La reazione. Il mondo intero ha osservato stupito il successo del documentario nel web e ha apprezzato unanimemente il coraggio di Chai Jing. Il Guardian ha tirato in causa l’ambientalista cinese Ma Jun, il quale ha definito la pellicola «uno dei fondamentali momenti di presa di coscienza nella storia dell’opinione pubblica cinese», spiegando che «è un’opera potente perché nata da una storia personale. La gente si sente coinvolta, si immedesima in Chai Jing. Inoltre è un grande esempio di giornalismo abbinato alla spiegazione scientifica». La paura era che a non reagire allo stesso modo sarebbe stata Pechino. Da che mondo è mondo, difficilmente l’amministrazione centrale cinese accetta attacchi così diretti alle proprie politiche. E invece anche il ministro dell’Ambiente Chen Jining ha elogiato il progetto, sottolineando che rappresenta «la nuova consapevolezza della popolazione sulla questione ambientale e sui rischi per la salute pubblica». Peccato che, poche ore dopo, il documentario sia stato censurato sui siti cinesi, come riporta La Stampa.
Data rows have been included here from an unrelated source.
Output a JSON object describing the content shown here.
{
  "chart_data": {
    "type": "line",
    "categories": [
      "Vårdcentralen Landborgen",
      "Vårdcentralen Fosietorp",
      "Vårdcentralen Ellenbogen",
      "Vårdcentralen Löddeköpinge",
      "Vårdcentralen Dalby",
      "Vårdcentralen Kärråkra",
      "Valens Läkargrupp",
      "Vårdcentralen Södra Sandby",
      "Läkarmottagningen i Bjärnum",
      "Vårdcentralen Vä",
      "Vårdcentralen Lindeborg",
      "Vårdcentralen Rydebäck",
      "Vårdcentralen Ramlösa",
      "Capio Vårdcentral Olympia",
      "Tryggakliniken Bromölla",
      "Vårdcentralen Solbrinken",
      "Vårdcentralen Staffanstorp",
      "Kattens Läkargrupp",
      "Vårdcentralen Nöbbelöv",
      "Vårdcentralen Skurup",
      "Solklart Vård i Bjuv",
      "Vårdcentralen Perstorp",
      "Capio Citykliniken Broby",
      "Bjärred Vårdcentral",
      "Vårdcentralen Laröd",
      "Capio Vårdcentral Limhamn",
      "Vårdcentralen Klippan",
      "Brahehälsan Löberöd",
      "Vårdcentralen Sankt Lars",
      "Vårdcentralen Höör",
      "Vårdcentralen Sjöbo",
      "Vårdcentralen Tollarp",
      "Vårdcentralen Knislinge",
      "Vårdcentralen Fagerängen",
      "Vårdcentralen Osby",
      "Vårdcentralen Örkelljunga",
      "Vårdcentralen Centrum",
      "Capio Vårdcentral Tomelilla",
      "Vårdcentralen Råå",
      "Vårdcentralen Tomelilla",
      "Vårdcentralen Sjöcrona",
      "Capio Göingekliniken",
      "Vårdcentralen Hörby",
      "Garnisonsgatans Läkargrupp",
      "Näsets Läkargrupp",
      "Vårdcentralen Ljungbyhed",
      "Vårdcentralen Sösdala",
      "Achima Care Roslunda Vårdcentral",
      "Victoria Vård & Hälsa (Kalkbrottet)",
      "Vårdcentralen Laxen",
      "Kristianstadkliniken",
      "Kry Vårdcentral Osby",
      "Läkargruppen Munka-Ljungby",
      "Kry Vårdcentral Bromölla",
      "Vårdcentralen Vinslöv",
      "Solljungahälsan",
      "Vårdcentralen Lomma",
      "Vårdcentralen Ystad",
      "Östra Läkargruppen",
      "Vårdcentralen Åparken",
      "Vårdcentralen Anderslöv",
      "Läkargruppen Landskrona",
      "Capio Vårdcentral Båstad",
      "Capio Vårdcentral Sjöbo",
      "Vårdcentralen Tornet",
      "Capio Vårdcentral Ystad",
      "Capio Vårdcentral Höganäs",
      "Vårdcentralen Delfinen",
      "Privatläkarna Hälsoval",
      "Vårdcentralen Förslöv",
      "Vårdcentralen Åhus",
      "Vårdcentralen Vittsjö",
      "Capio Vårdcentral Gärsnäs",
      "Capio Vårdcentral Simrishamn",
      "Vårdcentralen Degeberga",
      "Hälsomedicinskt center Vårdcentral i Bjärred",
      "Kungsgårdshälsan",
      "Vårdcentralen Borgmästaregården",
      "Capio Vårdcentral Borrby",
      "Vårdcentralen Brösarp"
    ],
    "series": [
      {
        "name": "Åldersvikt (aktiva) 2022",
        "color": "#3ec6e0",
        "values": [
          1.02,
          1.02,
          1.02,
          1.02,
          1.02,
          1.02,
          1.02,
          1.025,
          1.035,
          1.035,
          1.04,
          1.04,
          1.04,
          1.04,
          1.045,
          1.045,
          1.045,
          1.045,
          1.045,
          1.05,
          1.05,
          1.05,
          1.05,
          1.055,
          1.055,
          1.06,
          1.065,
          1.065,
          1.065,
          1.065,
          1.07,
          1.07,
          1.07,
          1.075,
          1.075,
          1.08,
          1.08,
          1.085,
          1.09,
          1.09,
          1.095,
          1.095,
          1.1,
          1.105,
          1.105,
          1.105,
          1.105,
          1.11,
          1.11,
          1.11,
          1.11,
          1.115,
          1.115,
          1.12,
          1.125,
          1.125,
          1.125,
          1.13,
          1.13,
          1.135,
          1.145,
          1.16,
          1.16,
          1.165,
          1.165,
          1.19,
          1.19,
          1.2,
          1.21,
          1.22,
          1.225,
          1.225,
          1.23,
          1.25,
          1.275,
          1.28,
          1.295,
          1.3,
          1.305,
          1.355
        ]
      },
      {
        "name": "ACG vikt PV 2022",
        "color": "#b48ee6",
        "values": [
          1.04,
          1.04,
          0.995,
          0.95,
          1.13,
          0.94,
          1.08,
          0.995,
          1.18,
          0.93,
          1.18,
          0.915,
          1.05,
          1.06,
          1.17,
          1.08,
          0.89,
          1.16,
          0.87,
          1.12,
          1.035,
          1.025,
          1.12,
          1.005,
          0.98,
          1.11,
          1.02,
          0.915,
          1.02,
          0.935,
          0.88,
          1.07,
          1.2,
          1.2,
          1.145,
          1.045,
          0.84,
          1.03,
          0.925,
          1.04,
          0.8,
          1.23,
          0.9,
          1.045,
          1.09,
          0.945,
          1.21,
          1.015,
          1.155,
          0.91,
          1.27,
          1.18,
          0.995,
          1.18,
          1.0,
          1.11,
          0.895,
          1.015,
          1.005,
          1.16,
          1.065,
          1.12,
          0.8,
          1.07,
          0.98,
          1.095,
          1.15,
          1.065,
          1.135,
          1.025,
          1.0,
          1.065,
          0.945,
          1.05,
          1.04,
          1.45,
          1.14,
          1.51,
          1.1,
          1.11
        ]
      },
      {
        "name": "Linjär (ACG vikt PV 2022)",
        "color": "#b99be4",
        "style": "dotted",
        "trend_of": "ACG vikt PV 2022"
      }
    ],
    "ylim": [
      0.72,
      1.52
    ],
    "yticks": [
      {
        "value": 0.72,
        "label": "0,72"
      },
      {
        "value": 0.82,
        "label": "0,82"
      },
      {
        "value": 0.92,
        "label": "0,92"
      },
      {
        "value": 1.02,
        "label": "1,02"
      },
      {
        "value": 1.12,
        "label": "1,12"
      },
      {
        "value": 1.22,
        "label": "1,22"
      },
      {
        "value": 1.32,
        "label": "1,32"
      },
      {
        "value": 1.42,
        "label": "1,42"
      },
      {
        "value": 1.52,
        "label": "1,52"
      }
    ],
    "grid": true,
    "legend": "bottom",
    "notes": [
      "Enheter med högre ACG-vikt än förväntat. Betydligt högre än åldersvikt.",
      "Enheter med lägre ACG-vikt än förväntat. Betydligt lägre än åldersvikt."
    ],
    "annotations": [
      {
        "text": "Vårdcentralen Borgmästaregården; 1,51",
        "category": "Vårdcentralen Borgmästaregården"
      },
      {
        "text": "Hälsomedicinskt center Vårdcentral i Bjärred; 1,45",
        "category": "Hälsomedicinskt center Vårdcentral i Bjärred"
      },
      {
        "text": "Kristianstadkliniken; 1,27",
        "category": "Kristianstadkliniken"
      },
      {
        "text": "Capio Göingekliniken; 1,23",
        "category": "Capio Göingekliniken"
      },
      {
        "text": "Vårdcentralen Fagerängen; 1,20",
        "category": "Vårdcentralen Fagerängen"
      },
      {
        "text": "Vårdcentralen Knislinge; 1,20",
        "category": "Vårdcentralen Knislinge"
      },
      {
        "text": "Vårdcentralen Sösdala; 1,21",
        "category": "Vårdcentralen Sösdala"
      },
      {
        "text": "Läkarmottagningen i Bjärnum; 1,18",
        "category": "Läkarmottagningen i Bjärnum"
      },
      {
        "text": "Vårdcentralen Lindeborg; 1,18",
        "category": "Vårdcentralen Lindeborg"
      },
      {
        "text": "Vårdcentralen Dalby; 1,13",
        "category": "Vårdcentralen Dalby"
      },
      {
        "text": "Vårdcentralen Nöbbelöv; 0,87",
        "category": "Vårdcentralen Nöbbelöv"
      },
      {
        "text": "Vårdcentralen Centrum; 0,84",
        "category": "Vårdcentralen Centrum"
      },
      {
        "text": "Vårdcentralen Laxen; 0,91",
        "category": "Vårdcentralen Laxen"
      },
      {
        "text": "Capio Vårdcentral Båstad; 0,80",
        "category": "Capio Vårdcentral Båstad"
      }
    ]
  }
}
Un problema anche per noi. La questione dell’inquinamento in Cina non è certo una novità (ne avevamo già scritto anche noi QUI) e non c’era bisogno di Under the Dome per scoprire che Pechino è oramai ritenuta, da molti ricercatori, quasi invivibile per gli esseri umani. Ma il pregio del lavoro di Chai Jing è quello di aprire gli occhi partendo da domande e presupposti di una semplicità quasi imbarazzante, ma fondamentali se si vuole che le cose cambino. E quella stessa sensazione la vive non solo il cinese che guarda per la prima volta il documentario, ma anche l’occidentale. Perché, come spiega Wired, il cielo è uno per tutti. L’inquinamento di Pechino non rimane limitato a Pechino, ma, seppur con effetti meno travolgenti, circola fino a noi. E l’Italia non può certo vantarsi: ad appena due mesi e tre giorni dall’inizio del 2015, Milano ha già esaurito i 35 giorni di sforamento delle soglie di pm10 nell’aria concessi dall’Europa in un anno. Per l’assessore all’Ambiente della Regione Lombardia, Claudia Terzi, gran parte del problema sta nella configurazione geografica della pianura Padana, dimenticandosi che, secondo i dati dell’Istat, l’Italia è il Paese con il maggior numero di mezzi motorizzati pro capite d’Europa. Fortunatamente non viviamo anche noi sotto una cupola d’inquinamento, ma guardare questo documentario potrebbe aprirci gli occhi. Sarebbe già qualcosa.